With Russia annexing Crimea and the interim government in Kiev attempting to match Russia’s nationalist propaganda war to dehumanise its enemies, the pieces are in place for this infection to go viral. If it does, the Kremlin’s line about invading Crimea to protect the lives of ethnic Russians in eastern Ukraine begins to sound convincing. The Kremlin might just be able to help create the reality of its propaganda.

Rhetoric takes an ominous turn

Interim leader Arseniy Yatsenyuk’s warning to ‘traitors’ stirred old memories of the ‘bloodlands’. EPA/Andrew Kravchenko

For the sake of my Ukrainian friends and this incredible country where pluralistic national and ethnic identities abound, I hope none of this happens. But I couldn’t have been the only historian of these “bloodlands” whose ears pricked up when Ukraine’s interim prime minister Arseniy Yatseniuk, an avowed democrat, promised to hunt down pro-Russian politicians (traitors) who backed the Crimean referendum on joining Russia. He said:

The ground will burn under their feet.

Coming from overly dramatic Ukrainian politicians who are well versed in the ridiculous soap opera that is Ukrainian politics, these are probably empty threats. But maybe not.

The language of civil war is beginning to take root. Once it does, moderate Ukrainian politicians will no longer be heard. We know of other times when “traitors” were threatened during the mobilisation of civil militias to defend the motherland from the Soviets/Russians.

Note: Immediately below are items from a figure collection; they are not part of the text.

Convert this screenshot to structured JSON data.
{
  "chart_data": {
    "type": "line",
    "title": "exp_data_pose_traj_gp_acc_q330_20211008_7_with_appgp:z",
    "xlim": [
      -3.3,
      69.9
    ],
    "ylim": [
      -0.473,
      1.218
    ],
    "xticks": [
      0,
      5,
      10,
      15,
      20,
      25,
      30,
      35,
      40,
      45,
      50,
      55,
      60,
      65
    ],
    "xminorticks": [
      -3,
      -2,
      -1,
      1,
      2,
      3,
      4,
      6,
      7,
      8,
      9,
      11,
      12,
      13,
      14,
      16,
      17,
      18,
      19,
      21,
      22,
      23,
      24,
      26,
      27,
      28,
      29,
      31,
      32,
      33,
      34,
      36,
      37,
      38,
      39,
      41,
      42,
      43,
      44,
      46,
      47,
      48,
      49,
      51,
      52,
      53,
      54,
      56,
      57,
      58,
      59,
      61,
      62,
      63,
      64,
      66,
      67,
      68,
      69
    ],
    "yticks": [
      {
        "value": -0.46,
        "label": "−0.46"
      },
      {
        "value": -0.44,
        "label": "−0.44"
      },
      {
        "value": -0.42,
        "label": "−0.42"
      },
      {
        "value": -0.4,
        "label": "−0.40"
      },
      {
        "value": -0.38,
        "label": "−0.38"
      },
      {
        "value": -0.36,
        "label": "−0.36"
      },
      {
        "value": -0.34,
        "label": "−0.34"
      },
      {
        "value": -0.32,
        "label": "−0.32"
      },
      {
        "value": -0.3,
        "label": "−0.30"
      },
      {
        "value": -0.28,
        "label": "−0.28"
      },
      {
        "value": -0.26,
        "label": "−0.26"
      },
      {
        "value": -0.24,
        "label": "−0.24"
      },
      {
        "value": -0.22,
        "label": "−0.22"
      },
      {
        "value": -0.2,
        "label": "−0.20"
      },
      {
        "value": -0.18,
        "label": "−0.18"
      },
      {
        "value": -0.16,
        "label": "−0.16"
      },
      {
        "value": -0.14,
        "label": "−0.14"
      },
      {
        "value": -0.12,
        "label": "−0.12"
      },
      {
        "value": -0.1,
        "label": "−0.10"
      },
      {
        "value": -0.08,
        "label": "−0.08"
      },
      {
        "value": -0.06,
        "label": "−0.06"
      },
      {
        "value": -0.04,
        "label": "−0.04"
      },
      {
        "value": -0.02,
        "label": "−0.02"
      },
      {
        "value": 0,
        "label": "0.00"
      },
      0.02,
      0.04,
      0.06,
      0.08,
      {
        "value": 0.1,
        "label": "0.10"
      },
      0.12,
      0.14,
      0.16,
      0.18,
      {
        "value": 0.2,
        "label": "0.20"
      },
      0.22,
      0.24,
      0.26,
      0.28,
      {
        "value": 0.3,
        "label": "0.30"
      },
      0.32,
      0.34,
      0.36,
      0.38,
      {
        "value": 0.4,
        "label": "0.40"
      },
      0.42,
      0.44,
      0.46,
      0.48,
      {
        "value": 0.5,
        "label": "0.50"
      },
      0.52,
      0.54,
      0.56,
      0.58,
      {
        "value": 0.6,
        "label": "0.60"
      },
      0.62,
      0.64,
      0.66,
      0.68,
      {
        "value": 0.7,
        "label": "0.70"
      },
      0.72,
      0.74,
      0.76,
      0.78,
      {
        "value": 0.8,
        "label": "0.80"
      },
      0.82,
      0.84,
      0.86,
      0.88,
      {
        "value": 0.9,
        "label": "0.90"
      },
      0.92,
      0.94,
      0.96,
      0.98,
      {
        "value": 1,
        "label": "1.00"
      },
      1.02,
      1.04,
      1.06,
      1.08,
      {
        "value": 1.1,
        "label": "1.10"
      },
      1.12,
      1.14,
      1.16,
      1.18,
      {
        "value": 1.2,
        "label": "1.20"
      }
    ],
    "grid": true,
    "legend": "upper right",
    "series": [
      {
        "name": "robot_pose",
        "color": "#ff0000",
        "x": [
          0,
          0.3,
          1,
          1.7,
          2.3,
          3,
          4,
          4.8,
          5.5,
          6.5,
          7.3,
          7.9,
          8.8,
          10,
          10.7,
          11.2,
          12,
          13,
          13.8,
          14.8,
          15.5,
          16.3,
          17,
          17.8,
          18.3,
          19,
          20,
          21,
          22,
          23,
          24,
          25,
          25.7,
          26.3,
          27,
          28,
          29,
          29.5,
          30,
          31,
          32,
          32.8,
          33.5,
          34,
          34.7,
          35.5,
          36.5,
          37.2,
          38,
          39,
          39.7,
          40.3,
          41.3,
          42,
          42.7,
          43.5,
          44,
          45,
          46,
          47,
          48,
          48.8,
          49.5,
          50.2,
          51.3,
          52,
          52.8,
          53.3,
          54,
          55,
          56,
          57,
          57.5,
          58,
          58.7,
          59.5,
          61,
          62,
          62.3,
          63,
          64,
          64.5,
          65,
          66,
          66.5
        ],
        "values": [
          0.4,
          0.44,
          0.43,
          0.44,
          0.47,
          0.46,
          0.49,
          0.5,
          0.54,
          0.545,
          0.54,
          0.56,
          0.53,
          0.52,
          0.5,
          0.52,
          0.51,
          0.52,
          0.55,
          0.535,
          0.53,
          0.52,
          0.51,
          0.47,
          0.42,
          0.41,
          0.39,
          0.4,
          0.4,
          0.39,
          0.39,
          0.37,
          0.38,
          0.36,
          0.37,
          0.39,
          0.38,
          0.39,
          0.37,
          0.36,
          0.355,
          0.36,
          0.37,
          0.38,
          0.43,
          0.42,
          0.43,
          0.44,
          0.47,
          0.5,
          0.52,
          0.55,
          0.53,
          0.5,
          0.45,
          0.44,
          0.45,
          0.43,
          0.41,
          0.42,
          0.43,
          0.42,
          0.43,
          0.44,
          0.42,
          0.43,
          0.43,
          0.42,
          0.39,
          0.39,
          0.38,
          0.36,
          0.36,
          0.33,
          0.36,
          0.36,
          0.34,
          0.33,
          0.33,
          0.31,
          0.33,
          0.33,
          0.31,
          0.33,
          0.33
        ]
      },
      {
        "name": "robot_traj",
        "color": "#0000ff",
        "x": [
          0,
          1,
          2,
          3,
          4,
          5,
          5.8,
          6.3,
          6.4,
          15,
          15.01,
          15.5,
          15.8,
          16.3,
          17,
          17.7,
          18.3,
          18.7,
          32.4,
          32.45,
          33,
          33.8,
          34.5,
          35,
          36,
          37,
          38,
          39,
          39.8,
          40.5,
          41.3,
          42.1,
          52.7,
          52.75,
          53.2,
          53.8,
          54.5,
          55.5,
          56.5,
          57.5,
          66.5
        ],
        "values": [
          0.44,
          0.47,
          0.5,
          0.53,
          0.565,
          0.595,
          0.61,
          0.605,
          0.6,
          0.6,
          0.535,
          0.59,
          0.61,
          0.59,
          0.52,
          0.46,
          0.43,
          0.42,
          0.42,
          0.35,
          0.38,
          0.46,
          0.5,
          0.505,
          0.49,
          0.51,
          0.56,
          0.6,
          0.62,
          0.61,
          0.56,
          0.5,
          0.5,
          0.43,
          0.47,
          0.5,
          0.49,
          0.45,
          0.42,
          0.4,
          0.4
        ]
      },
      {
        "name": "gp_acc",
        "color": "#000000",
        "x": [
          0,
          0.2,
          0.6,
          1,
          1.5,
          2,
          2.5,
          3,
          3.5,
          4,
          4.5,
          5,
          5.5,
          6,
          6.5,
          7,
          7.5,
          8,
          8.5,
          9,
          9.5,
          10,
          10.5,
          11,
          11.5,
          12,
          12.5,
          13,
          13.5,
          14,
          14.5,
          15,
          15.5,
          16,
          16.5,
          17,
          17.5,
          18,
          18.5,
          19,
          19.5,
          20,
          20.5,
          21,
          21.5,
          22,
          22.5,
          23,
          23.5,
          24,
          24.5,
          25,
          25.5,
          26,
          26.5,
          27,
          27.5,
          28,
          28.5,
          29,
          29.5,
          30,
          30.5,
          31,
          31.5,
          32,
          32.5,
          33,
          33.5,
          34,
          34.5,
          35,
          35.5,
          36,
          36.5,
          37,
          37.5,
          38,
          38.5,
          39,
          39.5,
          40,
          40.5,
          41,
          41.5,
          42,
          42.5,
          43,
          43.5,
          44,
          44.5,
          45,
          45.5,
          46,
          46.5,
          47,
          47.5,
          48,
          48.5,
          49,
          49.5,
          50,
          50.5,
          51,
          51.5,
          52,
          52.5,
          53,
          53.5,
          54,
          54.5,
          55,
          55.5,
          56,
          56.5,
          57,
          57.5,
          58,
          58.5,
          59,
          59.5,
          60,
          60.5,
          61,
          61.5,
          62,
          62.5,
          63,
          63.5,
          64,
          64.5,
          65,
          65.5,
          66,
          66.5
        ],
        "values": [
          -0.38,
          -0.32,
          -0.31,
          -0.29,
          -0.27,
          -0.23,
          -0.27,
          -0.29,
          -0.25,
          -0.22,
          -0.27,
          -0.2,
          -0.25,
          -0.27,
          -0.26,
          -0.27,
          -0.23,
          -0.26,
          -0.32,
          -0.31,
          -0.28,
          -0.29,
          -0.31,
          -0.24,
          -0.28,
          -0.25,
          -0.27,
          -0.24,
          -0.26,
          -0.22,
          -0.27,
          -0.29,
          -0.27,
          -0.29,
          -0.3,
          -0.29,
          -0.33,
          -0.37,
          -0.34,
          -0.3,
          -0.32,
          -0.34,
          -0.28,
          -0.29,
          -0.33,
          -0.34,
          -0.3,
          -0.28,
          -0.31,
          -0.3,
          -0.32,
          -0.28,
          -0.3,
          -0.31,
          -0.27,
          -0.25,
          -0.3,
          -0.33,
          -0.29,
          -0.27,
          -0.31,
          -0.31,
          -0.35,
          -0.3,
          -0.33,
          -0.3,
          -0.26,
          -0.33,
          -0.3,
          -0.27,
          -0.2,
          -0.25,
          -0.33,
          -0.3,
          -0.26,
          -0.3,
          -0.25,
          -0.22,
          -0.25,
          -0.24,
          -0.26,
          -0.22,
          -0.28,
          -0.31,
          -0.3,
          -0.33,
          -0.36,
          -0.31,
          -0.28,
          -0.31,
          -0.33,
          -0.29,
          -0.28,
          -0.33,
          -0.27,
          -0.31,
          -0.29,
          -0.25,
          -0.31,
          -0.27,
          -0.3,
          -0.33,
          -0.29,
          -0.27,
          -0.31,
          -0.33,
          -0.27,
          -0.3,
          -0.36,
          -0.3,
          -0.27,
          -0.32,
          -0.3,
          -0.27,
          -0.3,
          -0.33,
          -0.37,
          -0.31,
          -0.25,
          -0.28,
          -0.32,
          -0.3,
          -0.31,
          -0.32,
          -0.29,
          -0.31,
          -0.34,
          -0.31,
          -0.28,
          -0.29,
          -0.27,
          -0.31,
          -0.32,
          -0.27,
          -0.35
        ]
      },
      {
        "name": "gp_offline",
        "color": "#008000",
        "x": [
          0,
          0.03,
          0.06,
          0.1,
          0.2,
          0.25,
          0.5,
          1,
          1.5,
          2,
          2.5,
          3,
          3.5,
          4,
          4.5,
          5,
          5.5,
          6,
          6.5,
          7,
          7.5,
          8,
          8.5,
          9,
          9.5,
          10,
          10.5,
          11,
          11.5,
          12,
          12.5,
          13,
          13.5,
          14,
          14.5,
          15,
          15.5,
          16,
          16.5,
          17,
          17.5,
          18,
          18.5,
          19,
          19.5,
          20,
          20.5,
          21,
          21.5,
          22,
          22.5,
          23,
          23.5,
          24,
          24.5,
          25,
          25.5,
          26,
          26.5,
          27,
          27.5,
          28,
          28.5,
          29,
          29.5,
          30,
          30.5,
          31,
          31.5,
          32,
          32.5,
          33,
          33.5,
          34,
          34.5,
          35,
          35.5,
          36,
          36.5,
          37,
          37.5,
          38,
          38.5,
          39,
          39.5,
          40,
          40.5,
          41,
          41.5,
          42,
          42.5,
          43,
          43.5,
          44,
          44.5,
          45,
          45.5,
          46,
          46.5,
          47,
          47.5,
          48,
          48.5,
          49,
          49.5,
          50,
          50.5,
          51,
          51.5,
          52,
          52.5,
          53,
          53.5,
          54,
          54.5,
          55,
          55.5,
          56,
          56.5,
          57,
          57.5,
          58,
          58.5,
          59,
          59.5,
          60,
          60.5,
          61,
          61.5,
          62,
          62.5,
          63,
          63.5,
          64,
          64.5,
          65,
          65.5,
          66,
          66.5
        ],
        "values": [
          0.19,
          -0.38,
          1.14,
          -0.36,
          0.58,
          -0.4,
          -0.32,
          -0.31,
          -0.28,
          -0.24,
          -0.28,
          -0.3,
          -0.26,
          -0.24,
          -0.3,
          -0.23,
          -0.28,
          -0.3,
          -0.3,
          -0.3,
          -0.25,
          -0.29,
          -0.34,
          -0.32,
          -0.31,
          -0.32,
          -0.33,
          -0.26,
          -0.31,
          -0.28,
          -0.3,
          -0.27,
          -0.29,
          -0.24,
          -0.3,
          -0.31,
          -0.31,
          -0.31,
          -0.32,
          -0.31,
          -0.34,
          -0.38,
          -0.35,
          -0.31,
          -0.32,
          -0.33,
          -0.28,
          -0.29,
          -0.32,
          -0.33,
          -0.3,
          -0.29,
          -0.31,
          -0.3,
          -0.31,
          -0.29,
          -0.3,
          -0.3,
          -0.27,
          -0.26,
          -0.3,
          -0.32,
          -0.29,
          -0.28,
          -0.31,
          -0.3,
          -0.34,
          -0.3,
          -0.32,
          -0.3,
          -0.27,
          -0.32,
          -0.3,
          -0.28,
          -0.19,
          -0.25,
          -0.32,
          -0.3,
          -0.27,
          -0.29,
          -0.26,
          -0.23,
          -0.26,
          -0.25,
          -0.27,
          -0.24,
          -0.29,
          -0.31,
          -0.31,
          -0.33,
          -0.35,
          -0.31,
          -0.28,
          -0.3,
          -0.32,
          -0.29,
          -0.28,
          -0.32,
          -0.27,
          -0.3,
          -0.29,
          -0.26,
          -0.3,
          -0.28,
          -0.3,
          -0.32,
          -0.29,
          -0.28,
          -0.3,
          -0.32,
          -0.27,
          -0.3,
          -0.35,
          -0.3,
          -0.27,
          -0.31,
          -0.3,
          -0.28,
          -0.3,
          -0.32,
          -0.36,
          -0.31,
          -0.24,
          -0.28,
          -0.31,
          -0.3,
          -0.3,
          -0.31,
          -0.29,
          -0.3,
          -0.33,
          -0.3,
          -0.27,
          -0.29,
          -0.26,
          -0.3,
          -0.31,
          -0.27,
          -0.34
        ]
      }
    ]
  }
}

In the insurgency against the Soviets, this usually meant that nationalist forces killed Russian speakers, Jews and Poles by default. But they also killed poor west Ukrainian farmers – their supposed ethnic brethren. From 1944 onward most of these “traitors to the nationalist cause” gave up their grain to the gun-wielding Soviet requisitioning teams instead of the gun-wielding Ukrainian ones, or submitted to the Red Army’s threats to join them instead of the nationalists.

Either way, the farmers or, in their absence, their wives and children, ended up drowned below the ice of frozen rivers or were left hanging above them by their feet after being tortured to death. No burnt ground in either case, just burning memories.